Having appeared on the key benefits, there are additionally a number of limitations to think about:
- Generally, the dialog between the 2 hosts doesn’t really feel actual. Fairly often, they end one another’s sentences, even when the primary host has simply requested the second host to elucidate a brand new idea and some seconds later, Host 1 finally ends up answering their very own query.
- Not all enter sources generate audio of equal high quality. As a part of stress testing, I attempted inputting the transcript from one other podcast, and the hosts appeared extra inclined to make humorous noises at one another — ‘yayaya,’ ‘oh yeah,’ ‘hmm,’ ‘uh-huh,’ ‘proper,’ ‘gotcha,’ and many others.!
- The one draw back to having lots of analogies whereas discussing a subject is that typically the AI can get the analogies flawed. As an illustration, whereas discussing a weblog on forecasting metrics, it used the analogy of “identical to in colleges a decrease rating is usually higher, it means your forecast is nearer to actuality”.
Such hallucinations are widespread throughout completely different generative AI fashions and have been included as a disclaimer of their device as effectively. These could be extra pronounced if we offer a really area of interest, extremely specialised matter, such because the position of microRNAs in gene regulation (the subject that received the Nobel Prize in 2024 this week). In such circumstances, it could begin hallucinating with analogies used as a consequence of an absence of related inherent data🤷♀. - For very massive texts, the podcast can typically finish abruptly. This implies that there could also be a cutoff level for the coaching information, past which the audio can’t adapt to supply a easy, pure ending.
- (Very minor however) A few of the phrases, largely abbreviations, are garbled within the audio. For some cause RAG is pronounced as ArrrR-G as an alternative of particular person alphabets like R-A-G.
- At occasions, hosts overly agree with each other, utilizing filler phrases like ‘proper’ and ‘precisely’ whereas the opposite host remains to be speaking. This could really feel like compelled responses; I imply, let the poor man end!

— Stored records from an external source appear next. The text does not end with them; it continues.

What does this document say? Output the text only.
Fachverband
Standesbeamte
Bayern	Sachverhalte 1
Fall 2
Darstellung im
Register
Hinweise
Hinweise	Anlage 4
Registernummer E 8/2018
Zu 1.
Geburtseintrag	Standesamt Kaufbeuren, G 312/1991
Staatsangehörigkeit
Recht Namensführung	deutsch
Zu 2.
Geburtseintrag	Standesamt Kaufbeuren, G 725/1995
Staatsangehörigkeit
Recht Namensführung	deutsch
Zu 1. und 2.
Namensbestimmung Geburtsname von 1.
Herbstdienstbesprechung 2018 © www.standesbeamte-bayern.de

Now that we’ve coated the nice and the unhealthy, let’s transfer on to the million-dollar query: is that this new tech sufficient to provide podcasters a severe competitors?

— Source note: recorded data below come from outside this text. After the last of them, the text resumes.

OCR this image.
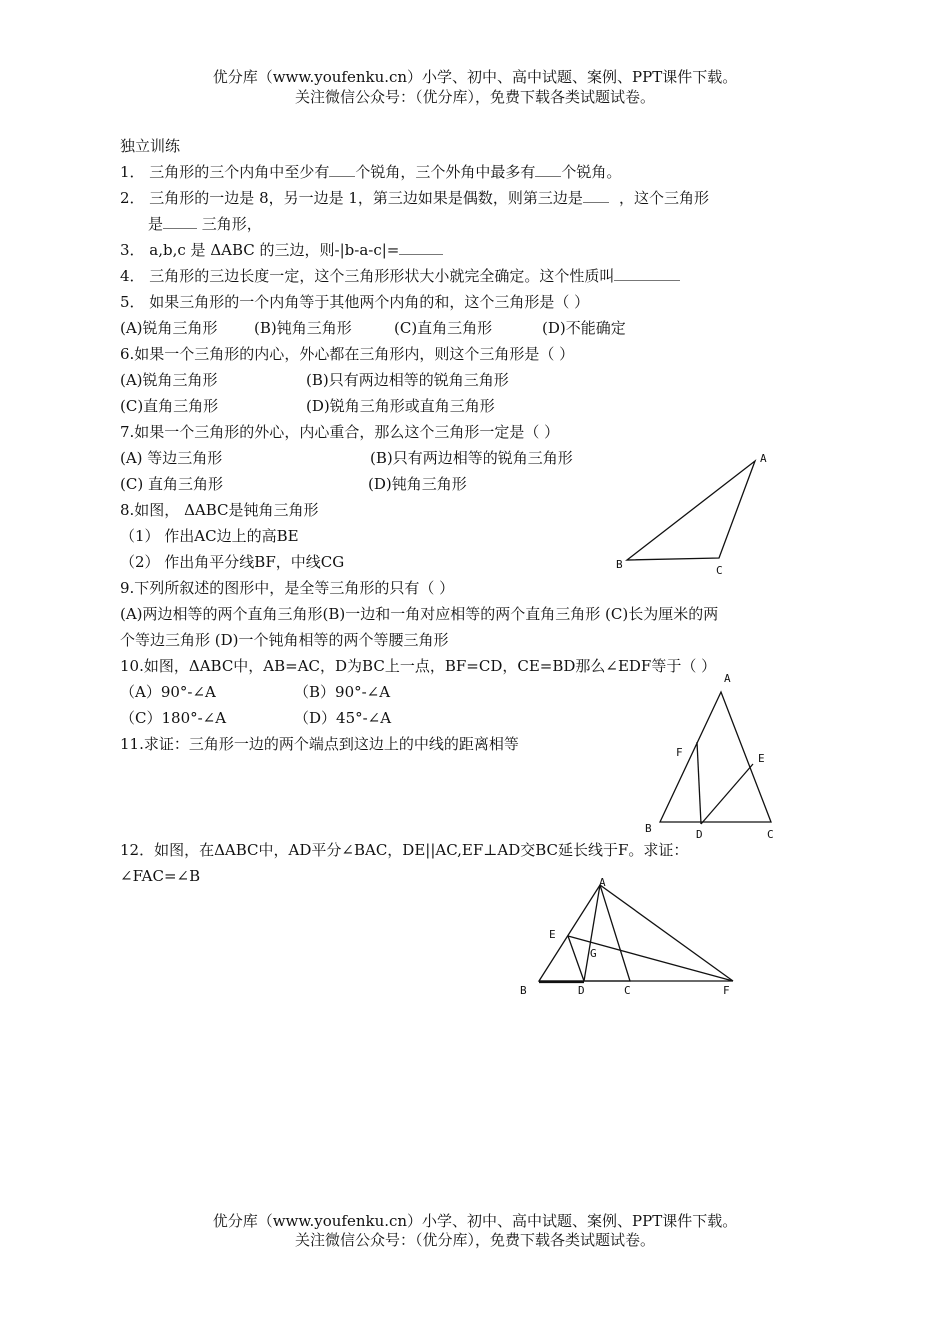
优分库（www.youfenku.cn）小学、初中、高中试题、案例、PPT课件下载。
关注微信公众号：（优分库），免费下载各类试题试卷。
独立训练
1． 三角形的三个内角中至少有 个锐角，三个外角中最多有 个锐角。
2． 三角形的一边是 8，另一边是 1，第三边如果是偶数，则第三边是 ，这个三角形
是 三角形，
3． a,b,c 是 ΔABC 的三边，则-|b-a-c|=
4． 三角形的三边长度一定，这个三角形形状大小就完全确定。这个性质叫
5． 如果三角形的一个内角等于其他两个内角的和，这个三角形是（ ）
(A)锐角三角形 (B)钝角三角形	(C)直角三角形	(D)不能确定
6.如果一个三角形的内心，外心都在三角形内，则这个三角形是（ ）
(A)锐角三角形	(B)只有两边相等的锐角三角形
(C)直角三角形	(D)锐角三角形或直角三角形
7.如果一个三角形的外心，内心重合，那么这个三角形一定是（ ）
(A) 等边三角形	(B)只有两边相等的锐角三角形
(C) 直角三角形	(D)钝角三角形
8.如图， ΔABC是钝角三角形
（1） 作出AC边上的高BE
（2） 作出角平分线BF，中线CG
A
B	C
9.下列所叙述的图形中，是全等三角形的只有（ ）
(A)两边相等的两个直角三角形(B)一边和一角对应相等的两个直角三角形 (C)长为厘米的两
个等边三角形 (D)一个钝角相等的两个等腰三角形
10.如图，ΔABC中，AB=AC，D为BC上一点，BF=CD，CE=BD那么∠EDF等于（ ）
（A）90°-∠A	（B）90°-∠A
（C）180°-∠A	（D）45°-∠A
11.求证：三角形一边的两个端点到这边上的中线的距离相等
A
B	C
D
E
F
12．如图，在ΔABC中，AD平分∠BAC，DE||AC,EF⊥AD交BC延长线于F。求证：
∠FAC=∠B	A
B	C
D
E
F
G
优分库（www.youfenku.cn）小学、初中、高中试题、案例、PPT课件下载。
关注微信公众号：（优分库），免费下载各类试题试卷。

My easy reply is — not but. The rationale? All of the aforementioned points we’ve mentioned. And I do know a few of you would possibly disagree and say these issues are minor, and also you’d be proper. When you hearken to only one podcast, you might not even discover them, however in case you repeatedly hearken to a number of episodes, particularly on a every day or weekly foundation, the sheer variety of analogies and “exactlys” can turn out to be overwhelming. For these causes, maybe Google by no means positioned it as a podcasting device of their preliminary launch.
That stated, it’ll positively decrease the barrier to entry for a lot of who need to discover this discipline however might not need to use their very own voice for numerous causes. Extra importantly, I see its use as a technique to devour complicated subjects in digestible codecs.